Il centro storico coincide con la Medina, racchiusa da un perimetro di imponenti mura in pisé dotate di storiche porte monumentali come Bab Agnaou.

Il cuore battente della Medina è la celebre piazza Djemaa el-Fna, uno spazio urbano dinamico e mutevole che si trasforma quotidianamente in un teatro a cielo aperto di narrazioni popolari, musica e vita sociale.

Intorno alla piazza si sviluppa un intricato sistema di souk organizzati per corporazioni artigianali, che rappresentano una struttura economica e sociale viva, legata alla produzione manuale e al commercio tradizionale.

Tra i principali monumenti di rilievo architettonico spicca la Moschea della Koutoubia, costruita nel XII secolo, il cui minareto alto quasi settanta metri costituisce il principale riferimento visivo della città e il modello stilistico per l’architettura islamica d’occidente.

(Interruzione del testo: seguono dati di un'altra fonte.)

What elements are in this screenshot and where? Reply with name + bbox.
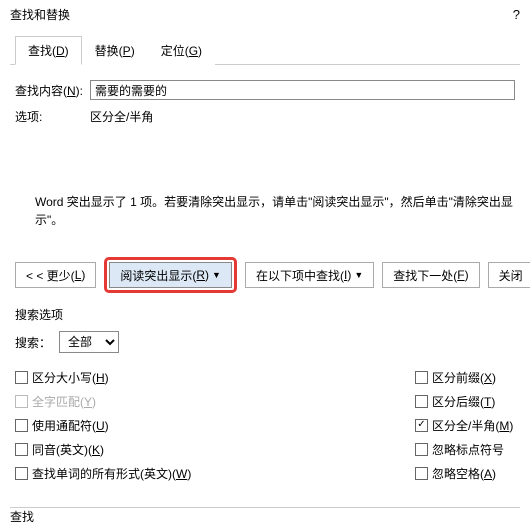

La Medersa di Ben Youssef, antica scuola coranica, testimonia la maestria dell’intaglio del stucco, del legno di cedro e del mosaico di zellige.

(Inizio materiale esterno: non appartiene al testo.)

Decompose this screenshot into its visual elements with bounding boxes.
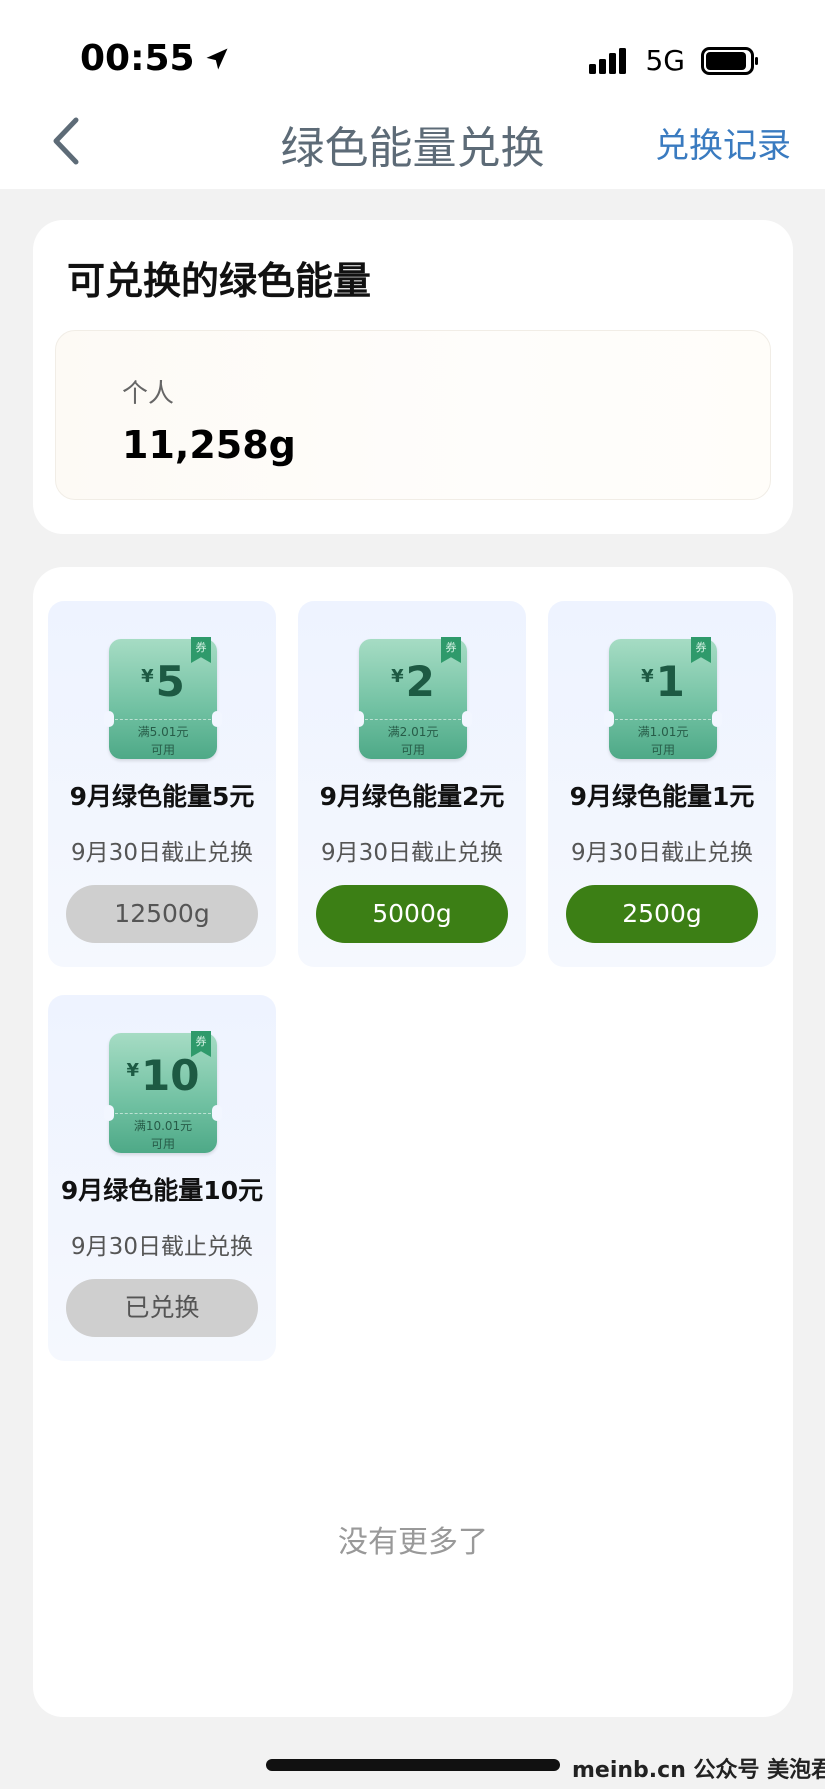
coupon-name: 9月绿色能量1元 — [569, 782, 755, 811]
coupon-ticket-icon: 券 ¥2 满2.01元 可用 — [354, 637, 472, 759]
redeemed-button[interactable]: 已兑换 — [66, 1279, 258, 1337]
coupon-name: 9月绿色能量5元 — [69, 782, 255, 811]
balance-card: 可兑换的绿色能量 个人 11,258g — [33, 220, 793, 534]
location-arrow-icon — [206, 48, 228, 69]
coupon-name: 9月绿色能量2元 — [319, 782, 505, 811]
redeem-button[interactable]: 2500g — [566, 885, 758, 943]
status-time: 00:55 — [80, 38, 231, 79]
watermark: meinb.cn 公众号 美泡君 — [572, 1758, 825, 1783]
coupon-list: 券 ¥5 满5.01元 可用 9月绿色能量5元 9月30日截止兑换 12500g… — [33, 567, 793, 1717]
coupon-card: 券 ¥1 满1.01元 可用 9月绿色能量1元 9月30日截止兑换 2500g — [548, 601, 776, 967]
header: 00:55 5G 绿色能量兑换 兑换记录 — [0, 0, 825, 189]
coupon-card: 券 ¥5 满5.01元 可用 9月绿色能量5元 9月30日截止兑换 12500g — [48, 601, 276, 967]
coupon-condition: 满2.01元 可用 — [387, 725, 439, 757]
status-right: 5G — [589, 44, 759, 77]
balance-value: 11,258g — [122, 423, 296, 467]
time-text: 00:55 — [80, 38, 195, 79]
balance-box: 个人 11,258g — [55, 330, 771, 500]
network-label: 5G — [645, 44, 685, 77]
coupon-amount: ¥5 — [141, 657, 185, 706]
coupon-condition: 满5.01元 可用 — [137, 725, 189, 757]
redeem-button[interactable]: 12500g — [66, 885, 258, 943]
battery-icon — [701, 46, 758, 75]
coupon-ticket-icon: 券 ¥10 满10.01元 可用 — [104, 1031, 222, 1153]
coupon-ticket-icon: 券 ¥5 满5.01元 可用 — [104, 637, 222, 759]
coupon-amount: ¥10 — [126, 1051, 200, 1100]
coupon-amount: ¥2 — [391, 657, 435, 706]
coupon-card: 券 ¥2 满2.01元 可用 9月绿色能量2元 9月30日截止兑换 5000g — [298, 601, 526, 967]
signal-icon — [589, 47, 627, 74]
coupon-deadline: 9月30日截止兑换 — [571, 840, 753, 866]
coupon-card: 券 ¥10 满10.01元 可用 9月绿色能量10元 9月30日截止兑换 已兑换 — [48, 995, 276, 1361]
coupon-deadline: 9月30日截止兑换 — [71, 1234, 253, 1260]
coupon-ticket-icon: 券 ¥1 满1.01元 可用 — [604, 637, 722, 759]
balance-card-title: 可兑换的绿色能量 — [67, 259, 372, 303]
balance-label: 个人 — [122, 379, 175, 409]
coupon-amount: ¥1 — [641, 657, 685, 706]
coupon-condition: 满10.01元 可用 — [133, 1119, 193, 1151]
coupon-deadline: 9月30日截止兑换 — [321, 840, 503, 866]
no-more-text: 没有更多了 — [338, 1525, 488, 1560]
exchange-history-link[interactable]: 兑换记录 — [655, 118, 791, 167]
coupon-deadline: 9月30日截止兑换 — [71, 840, 253, 866]
coupon-name: 9月绿色能量10元 — [60, 1176, 264, 1205]
coupon-condition: 满1.01元 可用 — [637, 725, 689, 757]
redeem-button[interactable]: 5000g — [316, 885, 508, 943]
home-indicator[interactable] — [266, 1759, 560, 1771]
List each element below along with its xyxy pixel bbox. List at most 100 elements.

Le Tombe Saadiane, riscoperte all’inizio del Novecento, offrono un raffinato esempio di architettura funeraria, mentre i resti del Palazzo El Badi e le eleganti sale del Palazzo della Bahia illustrano la magnificenza della vita di corte dei secoli passati.

La Città Nuova, sviluppatasi a partire dagli anni del protettorato francese all’inizio del Novecento, si articola principalmente nei quartieri di Guéliz e Hivernage.

Questa sezione urbana si contrappone alla struttura organica della Medina proponendo un impianto a ampi viali alberati, architetture Art Déco, spazi residenziali e centri direzionali moderni. All’interno di questa area si inseriscono celebri polmoni verdi come i Giardini Majorelle, creati dal pittore Jacques Majorelle e successivamente preservati da Yves Saint Laurent, dove la flora esotica si fonde con le geometrie cromatiche dell’architettura modernista.